Das Theaterprojekt „Paradise City“ ist durch die Schulsozialarbeit am Schulzentrum Nord mit Mitteln der Diakonie realisiert worden. Unter der Projektleitung von Ludwig Karp und der künstlerischen Leitung von Theaterpädagogin Tanja Hellwig haben sich SchülerInnen zwischen 14 und 16 Jahren des Helmholtz-Gymnasiums und der Gertrud-Bäumler-Realschule im vergangenen Jahr auf eine künstlerische Reise begeben. Die Jugendlichen haben sich initiativ bei Ludwig Karp gemeldet,
weil sie Theater ausprobieren wollten, In einer ersten Arbeitsphase standen unter der Anleitung von Tanja Hellwig Übungen zum Kennenlernenn, Theaterspiele und Impro-Aufgaben auf dem Probenplan. Anschließend begann die Suche nach der jeweils eigenen Traumrolle, mit der dann weiter improvisiert wurde. Aus eigenen Geschichten und Begegnungen, die die Jugendlichen gemeinsam sammelten entstand das Textmaterial, das Tanja Hellwig dann zu einem Theatertext umschrieb. Erst dann begann die eigentliche Probenarbeit.

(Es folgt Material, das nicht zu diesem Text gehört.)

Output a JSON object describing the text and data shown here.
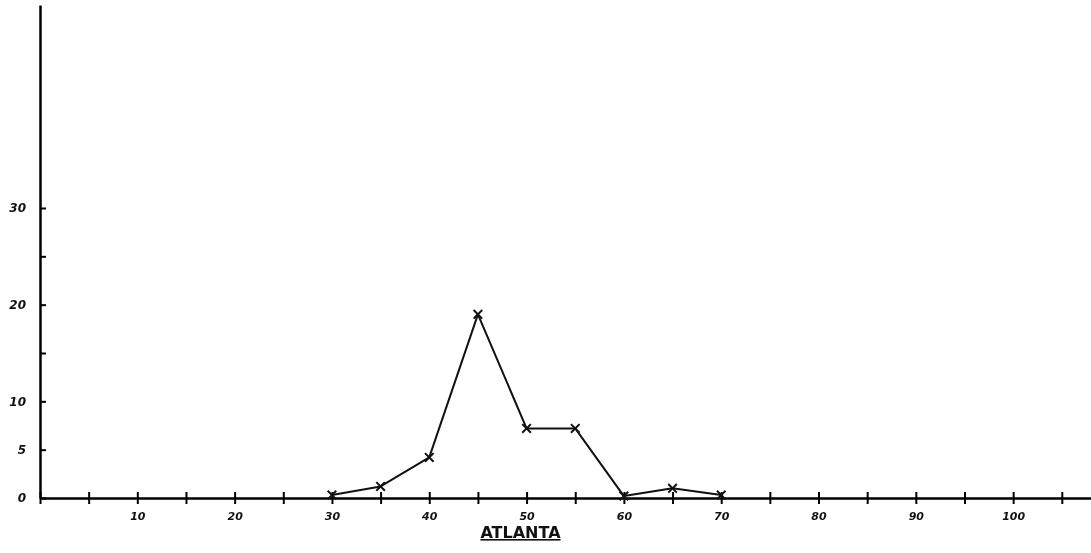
{
  "chart_data": {
    "type": "line",
    "xlabel": "ATLANTA",
    "x": [
      30,
      35,
      40,
      45,
      50,
      55,
      60,
      65,
      70
    ],
    "values": [
      0.3,
      1.2,
      4.2,
      19,
      7.2,
      7.2,
      0.2,
      1,
      0.3
    ],
    "color": "#111111",
    "marker": "cross",
    "line_style": "solid",
    "grid": false,
    "xlim": [
      0,
      108
    ],
    "ylim": [
      0,
      51
    ],
    "xticks": [
      {
        "value": 0,
        "label": null
      },
      {
        "value": 5,
        "label": null
      },
      10,
      {
        "value": 15,
        "label": null
      },
      20,
      {
        "value": 25,
        "label": null
      },
      30,
      {
        "value": 35,
        "label": null
      },
      40,
      {
        "value": 45,
        "label": null
      },
      50,
      {
        "value": 55,
        "label": null
      },
      60,
      {
        "value": 65,
        "label": null
      },
      70,
      {
        "value": 75,
        "label": null
      },
      80,
      {
        "value": 85,
        "label": null
      },
      90,
      {
        "value": 95,
        "label": null
      },
      100,
      {
        "value": 105,
        "label": null
      }
    ],
    "yticks": [
      0,
      5,
      10,
      {
        "value": 15,
        "label": null
      },
      20,
      {
        "value": 25,
        "label": null
      },
      30
    ]
  }
}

„Bemerkenswert ist, dass die Jugendlichen sich ihre eigenen Rollen geschaffen haben und da sehr intensiv eingetaucht sind, auch kleine eigene Texte beigesteuert haben und z.B. Passagen in die Sprache ihrer Figur umgetextet haben.“ beschreibt die Theaterpädagogin den besonderen Reiz der Stückentstehung.
So kreierten die Jugendlichen Paradise City. Am 6.12. war Premiere in der Aula des Helmholtz-Gymnasiums. .
Vor dem Vorhang: Der Petrus von Paradise City heißt Baba Gee und ist ein charismatischer Menschenfänger. Barfuss und mit einem selbstgeschriebenen Pappschild in der Hand wartet er auf Menschen, die in seine Stadt wollen.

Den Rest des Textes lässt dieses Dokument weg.